空に虹を描くまで
「じゃあ、お母さんは佳奈子たちの演奏も見れたし、今日はもう帰るわね」
「あ、うん。ありがとう」
「楽しんどいで」
笑顔でお母さんが言った。
誘って良かった。
一番近くでずっと支えてくれていたんだもん。
認めてほしいという気持ちももちろんあるけど、頑張ってきた成果を一番見せたい。
「よかったね」
「うん。由美もありがとね、色々」
「へ?なんのこと?」
「覚えててくれたんでしょ?わたしが前作曲してやめちゃったこと」
「え、いや…」
そう軽く否定しながら視線を泳がせていた。
それからしばらくして由美が再び口を開けた。
「佳奈が作曲で残念がっているのを側で見てきたから、なんとかしてあげたかったなっていうのはずっと後悔してたの。
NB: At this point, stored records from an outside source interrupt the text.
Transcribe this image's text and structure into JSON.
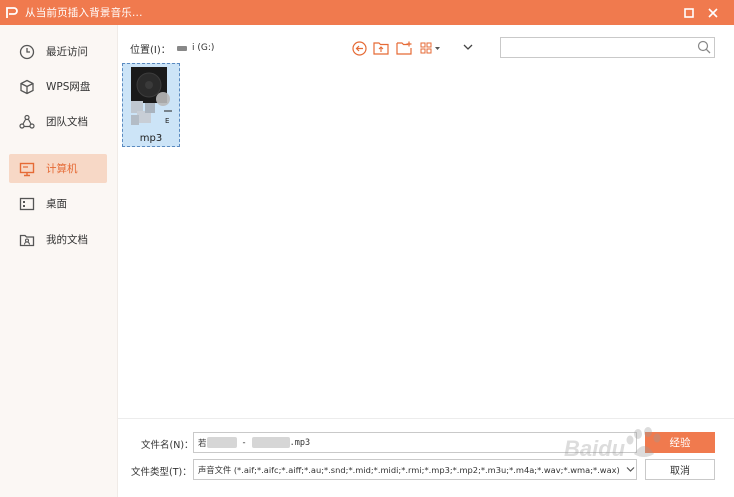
{
  "window": {
    "title": "从当前页插入背景音乐..."
  },
  "sidebar": {
    "items": [
      {
        "label": "最近访问",
        "icon": "clock-icon"
      },
      {
        "label": "WPS网盘",
        "icon": "cloud-box-icon"
      },
      {
        "label": "团队文档",
        "icon": "team-icon"
      },
      {
        "label": "计算机",
        "icon": "computer-icon",
        "active": true
      },
      {
        "label": "桌面",
        "icon": "desktop-icon"
      },
      {
        "label": "我的文档",
        "icon": "my-documents-icon"
      }
    ]
  },
  "toolbar": {
    "location_label": "位置(I)：",
    "location_value": "i (G:)",
    "buttons": [
      "back-icon",
      "up-folder-icon",
      "new-folder-icon",
      "view-mode-icon"
    ]
  },
  "search": {
    "placeholder": ""
  },
  "files": [
    {
      "name": "mp3",
      "partial_label": "E"
    }
  ],
  "footer": {
    "filename_label": "文件名(N)：",
    "filename_prefix": "若",
    "filename_dash": "-",
    "filename_ext": ".mp3",
    "filetype_label": "文件类型(T)：",
    "filetype_value": "声音文件 (*.aif;*.aifc;*.aiff;*.au;*.snd;*.mid;*.midi;*.rmi;*.mp3;*.mp2;*.m3u;*.m4a;*.wav;*.wma;*.wax)",
    "ok_label": "经验",
    "cancel_label": "取消"
  },
  "watermark": {
    "text": "Baidu"
  },
  "colors": {
    "accent": "#f07a4e",
    "active_bg": "#f7d8c6",
    "active_text": "#e56a35",
    "sidebar_bg": "#fbf7f4",
    "selection": "#cce4f7"
  }
}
だけど、理由も教えてもらったから知ってたし、またこの前みたいなことになったら余計佳奈を傷つけるんじゃないかって思って悩んだの。
それで祐介たちに相談したら、いいアイデアだってみんな賛成してくれて佳奈に頼んだの。
まー、実際作曲作りに苦戦していたのは本当だけどね」
そう言うと、由美は照れ笑いした。